Die diskutierte Pflicht für Migranten zu gemeinnütziger Arbeit sei "inhuman und möglicherweise grundgesetzwidrig", sagte Pahlke. "Auch die Kürzung von Leistungen für Menschen in Sammelunterkünften sind verfassungsrechtlich bedenklich. Diese verfassungsrechtlichen Zweifel wiegen schwer und werfen grundsätzliche Fragen zu diesem Paket auf."
Die Reform der Arbeitsverbote lobte Pahlke hingegen. "Geflüchteten Menschen den Zugang zum Arbeitsmarkt zu erleichtern, ist ein wichtiger Schritt."
Habeck: "Man bekommt nur das Ganze im Paket"
Vizekanzler Habeck gestand am Freitag im ARD-"Morgenmagazin" zwar ein, dass es "an verschiedenen Stellen juristische Bedenken" gebe, die nun zu klären seien. Er sagte aber auch, politisch "muss allen klar sein, dass man nur das Ganze im Paket bekommt". Soll heißen: In der Ampelregierung mit SPD und FDP sind Verbesserungen bei den Arbeitsverboten nicht ohne Verschärfungen bei den Abschiebungen möglich.
Habeck betonte, die Grünen hätten lange für eine bessere Integration von Flüchtlingen in den Arbeitsmarkt gekämpft. "Alle die, die sich hier verdient machen wollen, sollen auch was verdienen können."
Habeck räumte ein, dass "das Hauptproblem" bei Abschiebungen sei, dass die Herkunftsländer die Menschen nicht zurücknehmen würden.
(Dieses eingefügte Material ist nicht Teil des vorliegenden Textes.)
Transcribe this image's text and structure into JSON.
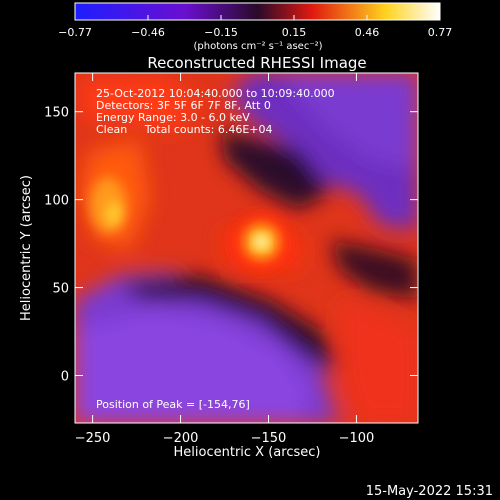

Das könne man nur durch Migrationsabkommen lösen, die Deutschland mit Herkunftsländern schließen will.
"Gleichzeitig sollten wir Lücken, die eine Rückführung verhindern, auch schließen", sagte Habeck. Dafür seien die entsprechenden Verschärfungen im Migrationspaket 2. "Es geht darum, Druck aus der Situation zu nehmen." Viele Menschen und Kommunen seien "an der Grenze der Überforderung oder drüber".